Polonia, l’attivista pro aborto Justyna Wydrzyńska ha ricevuto la sentenza dal tribunale polacco che l’ha ritenuta colpevole di aver aiutato una giovane donne, dopo un processo iniziato da un anno che ha attirato l’attenzione mediatica. Si tratta di un delicato argomento ovvero l’aver aiutato una donna ad abortire che è un tema controverso in Polonia ma che sta riscontrando partecipazione da parte della popolazione femminile che chiede di essere tutelata e non accusata.
Justyna Wydrzyńska è stata condannata oggi 14 marzo dopo un anno di processo e l’attivista dell’Abortion Dream team si è presentata con enorme appoggio e sostegno al tribunale polacco dove si è svolta, per l’appunto, l’udienza che poteva costarle fino a tre anni di detenzione in carcere.
Il sostegno del popolo non è di certo mancato alla donna che ha affermato di essere consapevole di non essere sola e ha ringraziato per l’appoggio ricevuto.
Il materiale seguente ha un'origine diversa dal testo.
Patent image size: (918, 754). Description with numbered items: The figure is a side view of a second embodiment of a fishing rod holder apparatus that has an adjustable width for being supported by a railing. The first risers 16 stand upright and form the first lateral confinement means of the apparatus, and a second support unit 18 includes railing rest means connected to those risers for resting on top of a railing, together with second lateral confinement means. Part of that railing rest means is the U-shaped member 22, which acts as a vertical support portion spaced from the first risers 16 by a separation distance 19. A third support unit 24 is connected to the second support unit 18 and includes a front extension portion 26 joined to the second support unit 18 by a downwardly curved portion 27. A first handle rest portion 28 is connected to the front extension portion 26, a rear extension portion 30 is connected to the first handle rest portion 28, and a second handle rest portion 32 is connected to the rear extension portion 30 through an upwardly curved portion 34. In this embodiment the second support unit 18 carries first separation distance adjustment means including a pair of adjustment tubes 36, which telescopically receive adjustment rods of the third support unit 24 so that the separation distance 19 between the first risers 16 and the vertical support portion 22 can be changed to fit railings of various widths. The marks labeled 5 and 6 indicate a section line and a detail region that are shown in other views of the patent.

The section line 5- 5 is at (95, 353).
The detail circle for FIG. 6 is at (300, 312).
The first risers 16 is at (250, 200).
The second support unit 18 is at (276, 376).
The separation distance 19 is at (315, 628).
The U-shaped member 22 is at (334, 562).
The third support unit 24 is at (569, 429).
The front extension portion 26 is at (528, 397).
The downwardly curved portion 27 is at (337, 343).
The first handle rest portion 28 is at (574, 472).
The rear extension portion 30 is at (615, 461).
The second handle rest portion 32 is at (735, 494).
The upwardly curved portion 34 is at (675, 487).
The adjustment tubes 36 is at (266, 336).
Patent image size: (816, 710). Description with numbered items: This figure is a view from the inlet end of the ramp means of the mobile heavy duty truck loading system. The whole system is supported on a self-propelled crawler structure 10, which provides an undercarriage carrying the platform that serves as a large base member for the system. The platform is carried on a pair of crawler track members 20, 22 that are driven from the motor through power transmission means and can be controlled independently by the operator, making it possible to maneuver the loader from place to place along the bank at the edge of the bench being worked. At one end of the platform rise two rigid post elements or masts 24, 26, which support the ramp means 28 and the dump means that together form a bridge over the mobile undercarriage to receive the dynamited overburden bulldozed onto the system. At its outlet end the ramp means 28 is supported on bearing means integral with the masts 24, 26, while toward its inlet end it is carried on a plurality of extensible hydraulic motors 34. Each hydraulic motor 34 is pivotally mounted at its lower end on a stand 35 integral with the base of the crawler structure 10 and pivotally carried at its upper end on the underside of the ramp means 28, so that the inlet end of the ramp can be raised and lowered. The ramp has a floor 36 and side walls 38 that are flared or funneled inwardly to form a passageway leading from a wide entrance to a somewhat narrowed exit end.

Il processo all’attivista ha segnato una svolta storica e per la prima volta un’attivista ha deciso di presentarsi davanti al tribunale polacco pur sapendo di rischiare molto, ma ha deciso di mettersi in gioco totalmente per la causa che sostiene e ritiene giusta.
Il tribunale distrettuale di Varsavia-Praga ha emesso la sua sentenza e ha condannato il 14 marzo l’attivista Wydrzyńska a otto mesi di restrizione della libertà e allo svolgimento di lavori socialmente utili.
Ciò è stato causato dal fatto di aver aiutato una giovane donna ad abortire e per la precisione per aver ordinato il farmaco che le avrebbe permesso di interrompere la gravidanza. La giovane Anna ha chiesto il supporto dell’organizzazione Aborto Senza Frontiere e così il meccanismo di supporto si è messo in moto, dato che la decisione era stata già presa dalla ragazza. Il percorso d’aiuto verso chi necessita di essere seguito consiste nel fornire sicurezza e soprattutto cerca di ridurre al minimo il fenomeno, sempre più diffuso, che vede le donne rivolgersi a metodi non legali, che non tutelano la salute ma agiscono puramente a scopo di lucro.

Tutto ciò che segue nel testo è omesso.